Ceci n’est pas une pipe (1973), de Michel Foucault, et Caméra lucide (1980), de Roland Barthes, peuvent être considérées comme des œuvres décisives pour faire revivre l’idée de représentation. Qu’il s’agisse d’observer un tirage encadré ou d’analyser une photographie, ce qui est en jeu n’est pas la recherche de la vérité essentielle par le peintre ou le photographe ; mais la façon dont il représentait/enregistrait des personnes, des objets, des figures géométriques, des formes abstraites, etc.

De même, lorsque l’auteur publie une chronique dans un journal ou un livre, l’énonciateur de ce texte n’est pas nécessairement confondu avec la personne empirique de l’écrivain. Dispositif symbolique, oscillant entre dénotation et connotation, le texte porte la voix de l’écrivain ; cependant, cela ne signifie pas que le Soi qui sous-tend la chronique soit une expression naturelle (c’est-à-dire sans artifice) et sincère de l’auteur. Même lorsqu’il s’agit d’un rapport personnel, le Je qui apparaît dans le texte représente pensées et actions de l’auteur, sans être obligatoirement confondues avec lui.

Cela explique pourquoi Tomás Antônio Gonzaga n’est pas Dirceu ; pourquoi Machado de Assis ne peut pas être assimilé au personnage-narrateur Brás Cubas ; pourquoi Chico Buarque ne se confond pas avec les personnages féminins qui peuplent ses paroles ; pourquoi Rita Lee n’est pas simplement devenue la « brebis galeuse de la famille », etc. Les paroles des chansons et les poèmes n’expriment pas nécessairement l’être et l’être du parolier ou du poète dans le monde. Si tel était le cas, chaque chanteur agirait, dans sa vie quotidienne, de manière fidèle et cohérente aux vœux d’amour exprimés dans ses chansons.

Au lieu de « découvrir » des éléments biographiques dans des paroles de chansons, des poèmes, des histoires ou des romans, prêtons attention à la diction du narrateur.

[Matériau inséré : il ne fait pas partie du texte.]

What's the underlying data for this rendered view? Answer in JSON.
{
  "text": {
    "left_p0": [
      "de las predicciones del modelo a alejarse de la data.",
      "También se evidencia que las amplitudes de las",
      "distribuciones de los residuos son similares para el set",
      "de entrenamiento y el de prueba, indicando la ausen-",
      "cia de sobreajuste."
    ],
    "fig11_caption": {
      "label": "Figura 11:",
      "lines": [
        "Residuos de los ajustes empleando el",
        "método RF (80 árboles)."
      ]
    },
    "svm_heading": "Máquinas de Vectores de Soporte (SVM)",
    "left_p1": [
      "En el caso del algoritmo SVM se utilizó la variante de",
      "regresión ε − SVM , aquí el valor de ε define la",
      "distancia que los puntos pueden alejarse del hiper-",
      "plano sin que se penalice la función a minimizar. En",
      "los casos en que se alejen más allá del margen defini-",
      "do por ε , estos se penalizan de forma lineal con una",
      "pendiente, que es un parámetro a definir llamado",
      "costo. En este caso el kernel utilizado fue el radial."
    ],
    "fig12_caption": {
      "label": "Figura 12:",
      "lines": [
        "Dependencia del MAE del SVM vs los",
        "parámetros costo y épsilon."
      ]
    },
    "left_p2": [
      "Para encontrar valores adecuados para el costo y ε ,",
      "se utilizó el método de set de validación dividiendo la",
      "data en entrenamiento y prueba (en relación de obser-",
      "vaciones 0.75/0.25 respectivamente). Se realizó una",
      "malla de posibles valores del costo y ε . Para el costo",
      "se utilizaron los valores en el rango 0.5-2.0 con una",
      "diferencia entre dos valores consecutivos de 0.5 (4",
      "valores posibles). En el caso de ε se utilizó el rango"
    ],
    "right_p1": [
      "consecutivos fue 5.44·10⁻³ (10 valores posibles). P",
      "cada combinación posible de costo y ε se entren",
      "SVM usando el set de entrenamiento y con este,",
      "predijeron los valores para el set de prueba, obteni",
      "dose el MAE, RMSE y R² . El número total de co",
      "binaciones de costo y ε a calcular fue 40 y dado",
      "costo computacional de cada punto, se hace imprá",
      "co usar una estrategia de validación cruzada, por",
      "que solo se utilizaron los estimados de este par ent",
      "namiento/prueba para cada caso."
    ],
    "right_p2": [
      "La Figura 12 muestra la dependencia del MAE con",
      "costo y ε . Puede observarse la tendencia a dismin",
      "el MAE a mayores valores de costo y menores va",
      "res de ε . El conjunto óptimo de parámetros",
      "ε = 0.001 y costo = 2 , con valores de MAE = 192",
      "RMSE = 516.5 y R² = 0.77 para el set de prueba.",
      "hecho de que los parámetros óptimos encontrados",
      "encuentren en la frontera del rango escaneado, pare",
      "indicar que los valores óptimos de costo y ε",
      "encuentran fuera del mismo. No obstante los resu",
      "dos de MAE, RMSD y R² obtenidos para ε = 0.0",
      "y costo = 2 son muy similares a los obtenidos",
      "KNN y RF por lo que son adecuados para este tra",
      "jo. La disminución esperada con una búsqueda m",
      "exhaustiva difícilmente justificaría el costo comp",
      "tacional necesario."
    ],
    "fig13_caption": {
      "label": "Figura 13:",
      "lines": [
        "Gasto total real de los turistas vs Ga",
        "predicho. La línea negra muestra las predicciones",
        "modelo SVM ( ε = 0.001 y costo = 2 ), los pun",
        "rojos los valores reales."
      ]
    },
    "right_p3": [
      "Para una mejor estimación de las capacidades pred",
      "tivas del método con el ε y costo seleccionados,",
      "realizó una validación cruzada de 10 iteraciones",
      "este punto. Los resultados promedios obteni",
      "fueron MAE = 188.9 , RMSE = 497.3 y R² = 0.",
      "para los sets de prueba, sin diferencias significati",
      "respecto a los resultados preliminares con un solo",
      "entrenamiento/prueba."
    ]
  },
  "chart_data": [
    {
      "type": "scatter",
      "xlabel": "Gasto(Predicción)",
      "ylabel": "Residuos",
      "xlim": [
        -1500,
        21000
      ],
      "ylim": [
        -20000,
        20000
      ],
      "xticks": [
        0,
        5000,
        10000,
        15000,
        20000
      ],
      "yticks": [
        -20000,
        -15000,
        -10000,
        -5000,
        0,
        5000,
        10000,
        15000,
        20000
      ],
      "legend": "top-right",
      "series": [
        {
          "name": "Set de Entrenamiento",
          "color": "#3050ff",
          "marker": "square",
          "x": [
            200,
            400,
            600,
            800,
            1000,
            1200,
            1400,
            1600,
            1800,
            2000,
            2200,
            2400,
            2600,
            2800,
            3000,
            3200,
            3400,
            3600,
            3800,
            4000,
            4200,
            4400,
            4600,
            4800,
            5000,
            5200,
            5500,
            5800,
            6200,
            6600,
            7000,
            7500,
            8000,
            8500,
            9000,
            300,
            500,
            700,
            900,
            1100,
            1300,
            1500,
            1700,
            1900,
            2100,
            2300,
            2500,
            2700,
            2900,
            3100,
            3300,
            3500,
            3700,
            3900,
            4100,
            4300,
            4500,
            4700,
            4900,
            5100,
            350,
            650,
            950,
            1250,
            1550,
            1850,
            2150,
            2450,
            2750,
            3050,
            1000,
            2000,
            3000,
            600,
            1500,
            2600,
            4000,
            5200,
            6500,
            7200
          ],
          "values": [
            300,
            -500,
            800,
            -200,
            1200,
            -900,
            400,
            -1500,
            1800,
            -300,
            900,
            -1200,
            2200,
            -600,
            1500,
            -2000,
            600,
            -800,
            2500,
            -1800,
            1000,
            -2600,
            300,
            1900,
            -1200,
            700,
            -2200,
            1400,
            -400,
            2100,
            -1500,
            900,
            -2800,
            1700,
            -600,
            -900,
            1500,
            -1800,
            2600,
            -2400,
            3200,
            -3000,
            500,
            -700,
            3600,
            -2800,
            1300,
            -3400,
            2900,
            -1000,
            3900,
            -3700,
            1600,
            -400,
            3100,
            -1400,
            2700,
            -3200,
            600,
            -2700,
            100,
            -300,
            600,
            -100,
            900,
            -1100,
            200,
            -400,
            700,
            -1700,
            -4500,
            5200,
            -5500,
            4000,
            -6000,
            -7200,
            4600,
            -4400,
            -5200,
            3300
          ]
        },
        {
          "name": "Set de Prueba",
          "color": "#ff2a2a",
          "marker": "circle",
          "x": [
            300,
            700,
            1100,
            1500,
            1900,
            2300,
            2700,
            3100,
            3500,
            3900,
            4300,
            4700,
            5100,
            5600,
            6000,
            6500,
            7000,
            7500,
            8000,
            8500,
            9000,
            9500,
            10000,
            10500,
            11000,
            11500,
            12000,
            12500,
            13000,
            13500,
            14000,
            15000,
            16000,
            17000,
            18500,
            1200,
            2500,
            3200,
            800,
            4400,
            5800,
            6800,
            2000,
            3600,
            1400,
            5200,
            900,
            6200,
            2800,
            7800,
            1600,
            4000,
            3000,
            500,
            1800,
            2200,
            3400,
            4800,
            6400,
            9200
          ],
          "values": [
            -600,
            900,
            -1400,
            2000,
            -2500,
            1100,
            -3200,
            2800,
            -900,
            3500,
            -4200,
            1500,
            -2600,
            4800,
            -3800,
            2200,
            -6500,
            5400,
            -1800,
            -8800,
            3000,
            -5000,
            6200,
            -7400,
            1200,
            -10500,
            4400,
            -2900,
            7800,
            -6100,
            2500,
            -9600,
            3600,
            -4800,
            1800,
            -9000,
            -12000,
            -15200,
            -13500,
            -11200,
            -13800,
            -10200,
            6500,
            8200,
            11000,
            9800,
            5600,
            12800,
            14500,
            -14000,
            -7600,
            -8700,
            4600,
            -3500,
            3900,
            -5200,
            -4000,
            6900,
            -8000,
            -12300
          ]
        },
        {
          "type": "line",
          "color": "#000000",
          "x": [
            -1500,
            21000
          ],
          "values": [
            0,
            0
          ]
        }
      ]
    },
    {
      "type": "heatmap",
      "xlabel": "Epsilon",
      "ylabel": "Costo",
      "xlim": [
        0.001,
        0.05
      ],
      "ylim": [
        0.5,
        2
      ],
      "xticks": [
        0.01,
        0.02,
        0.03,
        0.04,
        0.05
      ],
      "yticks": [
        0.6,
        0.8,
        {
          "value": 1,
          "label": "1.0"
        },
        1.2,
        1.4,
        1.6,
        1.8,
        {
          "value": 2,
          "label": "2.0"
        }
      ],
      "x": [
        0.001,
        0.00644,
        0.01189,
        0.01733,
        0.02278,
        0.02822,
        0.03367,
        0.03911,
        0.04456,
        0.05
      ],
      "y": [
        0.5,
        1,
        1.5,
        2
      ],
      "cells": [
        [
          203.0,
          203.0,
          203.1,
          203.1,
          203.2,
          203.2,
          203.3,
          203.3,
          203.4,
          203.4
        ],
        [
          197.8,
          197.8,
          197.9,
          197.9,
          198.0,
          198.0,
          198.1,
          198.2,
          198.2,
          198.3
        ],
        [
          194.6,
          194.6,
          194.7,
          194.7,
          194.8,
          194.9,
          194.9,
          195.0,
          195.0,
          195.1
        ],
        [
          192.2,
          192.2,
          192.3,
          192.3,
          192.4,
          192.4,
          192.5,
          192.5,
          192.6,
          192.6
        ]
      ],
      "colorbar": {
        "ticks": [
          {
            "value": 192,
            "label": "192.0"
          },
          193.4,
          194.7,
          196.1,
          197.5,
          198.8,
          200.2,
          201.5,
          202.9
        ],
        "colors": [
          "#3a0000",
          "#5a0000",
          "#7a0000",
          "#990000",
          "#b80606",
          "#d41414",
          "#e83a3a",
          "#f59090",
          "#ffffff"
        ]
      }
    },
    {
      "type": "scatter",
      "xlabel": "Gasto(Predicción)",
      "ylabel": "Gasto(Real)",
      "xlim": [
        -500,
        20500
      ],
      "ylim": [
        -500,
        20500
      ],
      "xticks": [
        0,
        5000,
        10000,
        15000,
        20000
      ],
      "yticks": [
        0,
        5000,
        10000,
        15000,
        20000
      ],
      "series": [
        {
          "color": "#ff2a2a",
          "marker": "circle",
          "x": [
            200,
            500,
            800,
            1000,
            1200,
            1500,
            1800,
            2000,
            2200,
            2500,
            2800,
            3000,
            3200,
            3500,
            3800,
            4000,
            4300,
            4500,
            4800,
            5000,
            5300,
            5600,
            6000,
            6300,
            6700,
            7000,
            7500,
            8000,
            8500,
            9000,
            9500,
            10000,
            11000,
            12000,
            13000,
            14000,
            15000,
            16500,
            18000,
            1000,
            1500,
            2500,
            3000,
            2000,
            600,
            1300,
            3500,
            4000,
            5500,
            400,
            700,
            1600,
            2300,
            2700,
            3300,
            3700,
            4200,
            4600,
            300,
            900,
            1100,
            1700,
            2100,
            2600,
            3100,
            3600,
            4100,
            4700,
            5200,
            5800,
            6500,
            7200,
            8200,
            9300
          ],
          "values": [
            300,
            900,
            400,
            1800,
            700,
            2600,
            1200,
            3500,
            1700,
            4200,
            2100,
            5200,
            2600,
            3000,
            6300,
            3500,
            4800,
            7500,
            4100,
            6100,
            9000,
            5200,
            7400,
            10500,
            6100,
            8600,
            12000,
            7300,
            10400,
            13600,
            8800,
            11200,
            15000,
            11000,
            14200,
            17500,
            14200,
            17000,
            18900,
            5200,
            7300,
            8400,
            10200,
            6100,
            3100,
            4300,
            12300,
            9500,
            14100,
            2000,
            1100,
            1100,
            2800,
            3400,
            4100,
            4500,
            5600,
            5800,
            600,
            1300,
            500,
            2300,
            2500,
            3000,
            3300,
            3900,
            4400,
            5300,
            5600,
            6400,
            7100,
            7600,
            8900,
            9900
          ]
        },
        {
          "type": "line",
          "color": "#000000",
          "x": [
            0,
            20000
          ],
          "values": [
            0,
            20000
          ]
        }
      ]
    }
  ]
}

Observons à quel point les personnages peuvent être similaires ou contrastés. Remarquons comment le personnage inventé par le poète ou le romancier s’exprime dans différents genres – que ce soit comme un Nous (dans les épopées), comme un Tu (dans des tragédies, des dialogues ou des lettres), comme un Je (dans les vers qui symbolisent les doutes et la douleur d’une voix qui se plaint de ce que tu ressens). Examinons si le paysage représente une idée fixe de l’auteur qui a inventé l’intrigue, ou s’il constitue un ingrédient qui illustre les actions adoptées par les personnages qui participent à la scène.

Réduire l’interprétation du texte littéraire au biographisme peut conditionner la qualité de la fiction au plus ou moins grand degré de vérité communiqué par le narrateur ou le personnage. Le narrateur et le personnage participent aux instances narratives, c’est-à-dire aux multiples couches du texte, qu’il s’agisse d’un poème ou des paroles d’une chanson.